Trader Joe’s likes freestanding or strip center sites, often choosing ones that are odd or difficult to fill. As a result, parking is sometimes a challenge for customers. The stores average 11,000 square feet, St. John says, far smaller than a conventional 60,000-square-foot supermarket.

“We don’t want to be in big shopping centers,” St. John said. “We would rather have a freestanding pad or be in a small center with tenants synergistic with us.” Some of its stores are near a Petco, a Ross Dress for Less, a Target or a Walgreens. Still, some shopping center managers say Trader Joe’s spices up their tenant mix, and they laud the chain’s drawing power.

“They’re a very good tenant,” said Deborah Perry, a vice president in the retail division of Colliers International, which manages Danville (Calif.) Square, a Trader Joe’s-anchored, 50,000-square-foot center. “They draw from a larger trade area than a typical grocery store.”

Colliers also has a Trader Joe’s at its 250,000-square-foot Willows Shopping Center, Concord, Calif.

Shoppers from areas without a Trader Joe’s “come up with coolers every couple of weeks and fill them up,” said David Wasserman, a principal of Starwood Wasserman, Providence, R.I. Last spring the developer opened the 136,000-square-foot Shops on South Lake Avenue, Pasadena, Calif., which has a 15,000-square-foot Trader Joe’s on the second level. That’s unusual for a grocery chain, but it works because there is exclusive parking, says Wasserman.

“They’re a destination,” he said. “We think it adds a nice punch to the shopping center.”

“We get a lot of calls from a lot of customers, lots of city councilmen, redevelopment agencies” and other groups clamoring for a Trader Joe’s, said Doug Yokomizo, the chain’s general counsel.

Customers beware - employees might offer to help, and they even smile.

Company officials declined to discuss expansion plans, except to say that distribution costs are a major factor in real estate decisions. Nor would St. John disclose sales figures, and industry experts wouldn’t hazard any guesses. The Trader Joe’s Web site boasts that sales grew 977 percent and profits 1,102 percent from 1990 to 2001, with the number of stores increasing 512 percent in that time. Sources interviewed for this article surmise that Trader Joe’s probably does much better than the razor-thin profit margins typical in the supermarket industry.

Though shoppers’ enthusiasm resembles that of a fan club, Collins warns that as a business, Trader Joe’s must proceed carefully. With more stores to come, “they’ll find all the classic challenges of larger companies,” he said, noting especially the difficulties of maintaining quality and freshness while buying in increasing quantities.
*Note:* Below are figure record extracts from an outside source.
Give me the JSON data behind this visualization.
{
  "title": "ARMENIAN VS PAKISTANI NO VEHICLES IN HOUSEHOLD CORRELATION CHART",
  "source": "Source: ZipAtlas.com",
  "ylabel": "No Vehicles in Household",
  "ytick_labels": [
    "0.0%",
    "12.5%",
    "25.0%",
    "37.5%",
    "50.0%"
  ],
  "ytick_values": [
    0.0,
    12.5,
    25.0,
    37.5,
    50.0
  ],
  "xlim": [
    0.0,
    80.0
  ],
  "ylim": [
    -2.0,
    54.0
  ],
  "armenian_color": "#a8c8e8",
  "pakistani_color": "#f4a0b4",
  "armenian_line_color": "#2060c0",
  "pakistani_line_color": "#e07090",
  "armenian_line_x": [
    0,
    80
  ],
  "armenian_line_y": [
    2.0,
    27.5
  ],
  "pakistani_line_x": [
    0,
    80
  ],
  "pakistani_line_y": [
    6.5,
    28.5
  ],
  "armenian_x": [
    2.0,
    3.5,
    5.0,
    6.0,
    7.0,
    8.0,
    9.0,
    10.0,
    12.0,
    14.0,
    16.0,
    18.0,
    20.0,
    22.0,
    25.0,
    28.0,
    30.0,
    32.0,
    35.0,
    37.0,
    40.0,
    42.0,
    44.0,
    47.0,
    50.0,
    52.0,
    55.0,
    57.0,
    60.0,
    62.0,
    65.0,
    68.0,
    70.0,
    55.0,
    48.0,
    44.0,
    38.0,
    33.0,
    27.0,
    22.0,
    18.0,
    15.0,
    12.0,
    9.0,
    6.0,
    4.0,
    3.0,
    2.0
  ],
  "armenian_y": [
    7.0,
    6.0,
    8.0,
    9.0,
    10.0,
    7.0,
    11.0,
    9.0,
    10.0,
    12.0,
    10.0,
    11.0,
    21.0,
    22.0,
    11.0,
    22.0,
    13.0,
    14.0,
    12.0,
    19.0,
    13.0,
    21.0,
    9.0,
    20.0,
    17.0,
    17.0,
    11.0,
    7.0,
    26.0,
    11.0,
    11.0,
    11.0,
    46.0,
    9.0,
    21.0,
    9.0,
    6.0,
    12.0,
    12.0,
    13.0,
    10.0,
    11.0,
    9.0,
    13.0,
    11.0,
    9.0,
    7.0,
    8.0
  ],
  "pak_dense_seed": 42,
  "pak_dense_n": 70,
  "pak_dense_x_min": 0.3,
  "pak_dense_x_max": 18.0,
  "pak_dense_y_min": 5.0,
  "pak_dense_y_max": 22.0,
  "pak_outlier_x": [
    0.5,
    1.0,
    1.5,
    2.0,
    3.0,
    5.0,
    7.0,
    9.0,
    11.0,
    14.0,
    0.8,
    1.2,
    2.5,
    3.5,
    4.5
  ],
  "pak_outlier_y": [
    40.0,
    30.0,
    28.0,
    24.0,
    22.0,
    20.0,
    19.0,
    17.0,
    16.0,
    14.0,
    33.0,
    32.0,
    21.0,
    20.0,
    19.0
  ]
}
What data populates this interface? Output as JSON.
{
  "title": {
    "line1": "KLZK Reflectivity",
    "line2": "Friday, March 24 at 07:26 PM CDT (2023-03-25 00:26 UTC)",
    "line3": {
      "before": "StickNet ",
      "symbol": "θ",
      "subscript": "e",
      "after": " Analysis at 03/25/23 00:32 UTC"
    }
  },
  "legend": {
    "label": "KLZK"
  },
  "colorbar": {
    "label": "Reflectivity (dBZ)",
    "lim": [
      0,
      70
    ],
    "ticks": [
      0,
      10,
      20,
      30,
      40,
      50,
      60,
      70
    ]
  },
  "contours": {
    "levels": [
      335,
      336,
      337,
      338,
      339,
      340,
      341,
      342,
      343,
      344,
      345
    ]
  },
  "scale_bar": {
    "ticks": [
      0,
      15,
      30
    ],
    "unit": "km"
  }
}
Meanwhile, larger chains will continue stocking broader assortments in an attempt to differentiate themselves from each other and from Wal-Mart, Collins says, so Trader Joe’s will do better to maintain its niche than to try to compete head-on with the bigger chains.

St. John points to natural and health food stores as the competition. Local health food and wine-and-gourmet-cheese shops attract the same kinds of customers, observers say; some cite Whole Foods Market, a 145-unit, Austin, Texas-based natural foods company; and Central Market, a seven-store fresh foods chain, also based in Texas, as similar in concept to Trader Joe’s.

But Trader Joe’s may not need to worry about other operators much, says branding expert Kelley, if the company avoids mimicking the big chains. “As long as they don’t try to position themselves [as a one-stop supermarket], they’re doing great.”

Trader Joe’s customer Steve Parker, for example, also shops at Ralphs, the 460-store, upscale grocery chain in California and Southern Nevada that is a division of Cincinnati-based Kroger Co. But, he said, loading his cart with Trader Joe’s frozen veggies, “I don’t go to other places with the expectation that I’d find what I find here.”